‘Shoot the Boer’ appeal: judgment on Monday

ANC Youth League president Julius Malema with Winnie Madikizela-Mandela outside the Johannesburg High Court during his trial on charges of hate speech. Picture: Motshwari Mofokeng

ANC Youth League president Julius Malema with Winnie Madikizela-Mandela outside the Johannesburg High Court during his trial on charges of hate speech. Picture: Motshwari Mofokeng

Published May 13, 2011

Share

Judgment is expected to be handed down next week in an application by the ANC for leave to appeal an order that the lyric “shoot the boer” was incitement to crime, AfriForum said on Friday.

Judge Leon Halgryn was expected to hand down his ruling on Monday after judgment was reserved in the High Court in Johannesburg in November last year.

In March Mpumalanga farmer Willem Harmse successfully applied for an order that the words ANC Youth League president Julius Malema sang be banned. He and a businessman in the area, Mohammed Vawda, belong to a group called The Society for the Protection of our Constitution and they had planned a protest march against crime and farm murders.
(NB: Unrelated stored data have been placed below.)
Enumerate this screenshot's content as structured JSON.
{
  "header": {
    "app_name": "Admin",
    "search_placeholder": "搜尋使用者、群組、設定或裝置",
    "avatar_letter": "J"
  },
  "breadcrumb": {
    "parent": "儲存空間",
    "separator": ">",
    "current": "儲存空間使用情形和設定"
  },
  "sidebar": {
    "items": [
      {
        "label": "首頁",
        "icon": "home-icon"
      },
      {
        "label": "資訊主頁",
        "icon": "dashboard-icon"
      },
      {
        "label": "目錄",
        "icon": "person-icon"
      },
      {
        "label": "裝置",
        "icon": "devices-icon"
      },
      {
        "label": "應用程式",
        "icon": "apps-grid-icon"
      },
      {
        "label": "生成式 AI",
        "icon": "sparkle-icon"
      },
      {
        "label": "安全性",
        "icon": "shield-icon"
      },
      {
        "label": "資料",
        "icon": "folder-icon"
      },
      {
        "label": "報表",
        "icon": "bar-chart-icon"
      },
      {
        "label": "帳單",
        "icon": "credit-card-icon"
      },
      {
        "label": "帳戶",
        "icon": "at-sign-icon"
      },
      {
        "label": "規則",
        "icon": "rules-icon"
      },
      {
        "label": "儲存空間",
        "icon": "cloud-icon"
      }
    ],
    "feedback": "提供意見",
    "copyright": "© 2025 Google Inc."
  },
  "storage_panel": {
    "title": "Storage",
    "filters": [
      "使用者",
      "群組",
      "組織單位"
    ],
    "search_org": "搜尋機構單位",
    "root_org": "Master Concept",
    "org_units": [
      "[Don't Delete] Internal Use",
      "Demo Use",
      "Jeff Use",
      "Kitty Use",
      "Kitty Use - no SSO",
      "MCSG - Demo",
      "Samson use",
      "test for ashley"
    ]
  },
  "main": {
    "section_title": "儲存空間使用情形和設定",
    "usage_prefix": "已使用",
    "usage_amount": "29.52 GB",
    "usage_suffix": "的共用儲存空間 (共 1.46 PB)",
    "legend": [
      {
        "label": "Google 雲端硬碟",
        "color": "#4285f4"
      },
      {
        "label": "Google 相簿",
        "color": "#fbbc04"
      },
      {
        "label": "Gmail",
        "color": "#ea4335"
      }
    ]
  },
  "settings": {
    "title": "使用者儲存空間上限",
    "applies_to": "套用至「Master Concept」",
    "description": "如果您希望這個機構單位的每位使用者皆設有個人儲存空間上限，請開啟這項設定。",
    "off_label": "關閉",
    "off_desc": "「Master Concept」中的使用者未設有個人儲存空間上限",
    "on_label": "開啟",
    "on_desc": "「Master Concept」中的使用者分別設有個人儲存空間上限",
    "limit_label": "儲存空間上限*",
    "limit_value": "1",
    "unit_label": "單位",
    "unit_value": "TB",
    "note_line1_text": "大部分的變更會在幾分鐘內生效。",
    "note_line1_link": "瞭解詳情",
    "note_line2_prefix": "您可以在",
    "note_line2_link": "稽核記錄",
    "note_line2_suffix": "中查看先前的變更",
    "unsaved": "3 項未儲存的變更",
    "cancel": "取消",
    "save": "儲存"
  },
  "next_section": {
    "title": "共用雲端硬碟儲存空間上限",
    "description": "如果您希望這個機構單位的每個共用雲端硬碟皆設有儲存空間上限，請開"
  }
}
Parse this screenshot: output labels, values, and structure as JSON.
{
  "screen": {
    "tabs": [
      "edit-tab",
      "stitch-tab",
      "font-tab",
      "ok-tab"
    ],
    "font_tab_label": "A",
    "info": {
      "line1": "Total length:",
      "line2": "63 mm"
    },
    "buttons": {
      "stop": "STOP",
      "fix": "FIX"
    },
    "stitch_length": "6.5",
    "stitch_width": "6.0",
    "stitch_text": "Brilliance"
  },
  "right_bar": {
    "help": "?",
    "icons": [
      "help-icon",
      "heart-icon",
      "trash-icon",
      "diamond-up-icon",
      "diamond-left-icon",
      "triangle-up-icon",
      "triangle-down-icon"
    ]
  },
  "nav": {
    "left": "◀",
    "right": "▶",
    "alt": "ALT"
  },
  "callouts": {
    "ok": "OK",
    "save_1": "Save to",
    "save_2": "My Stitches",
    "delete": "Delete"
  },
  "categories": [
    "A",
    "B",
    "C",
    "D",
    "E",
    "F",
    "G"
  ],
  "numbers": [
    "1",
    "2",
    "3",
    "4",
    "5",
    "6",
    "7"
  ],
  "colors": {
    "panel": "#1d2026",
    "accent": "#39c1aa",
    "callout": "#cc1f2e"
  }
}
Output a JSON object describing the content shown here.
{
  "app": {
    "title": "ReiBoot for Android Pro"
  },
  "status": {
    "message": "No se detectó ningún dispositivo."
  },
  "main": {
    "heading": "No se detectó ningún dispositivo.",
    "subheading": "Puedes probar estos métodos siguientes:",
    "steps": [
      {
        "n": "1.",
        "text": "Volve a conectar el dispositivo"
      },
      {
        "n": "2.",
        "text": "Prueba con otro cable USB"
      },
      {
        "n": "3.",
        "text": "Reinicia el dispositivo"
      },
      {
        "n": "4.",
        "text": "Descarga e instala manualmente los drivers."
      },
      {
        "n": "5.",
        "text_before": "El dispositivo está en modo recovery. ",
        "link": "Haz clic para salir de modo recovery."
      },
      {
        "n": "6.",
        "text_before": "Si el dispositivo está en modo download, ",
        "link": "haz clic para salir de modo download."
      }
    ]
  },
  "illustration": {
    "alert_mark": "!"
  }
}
Vawda wanted to put the words on a poster because he interpreted them to mean “shoot apartheid”. Harmse and Vawda argued about this, which led to Harmse taking it to the High Court in Johannesburg.

Halgryn, in the March application, declared the song illegal and unconstitutional.

The ANC applied for leave to appeal, feeling that Halgryn did not take into consideration the historic context of the song and that his order was too broad. It would, for example, ban academic discussion of the song, or prevent a group of anti-apartheid veterans from singing the song at a private gathering.

AfriForum's legal representative, Willie Spies, in a statement said it was important to distinguish between the case being heard on Monday and the hate speech case brought by his organisation against Malema for singing the struggle song containing the words “shoot the Boer”.

“It is further also important to note that Monday's ruling is no indication of the merits of the controversial order, but only whether the ANC on the one hand, and AfriForum on the other will be allowed to become parties to the case and lastly, whether leave to appeal will be granted to the ANC,” he said.

“The ruling will nevertheless be followed with great interest.”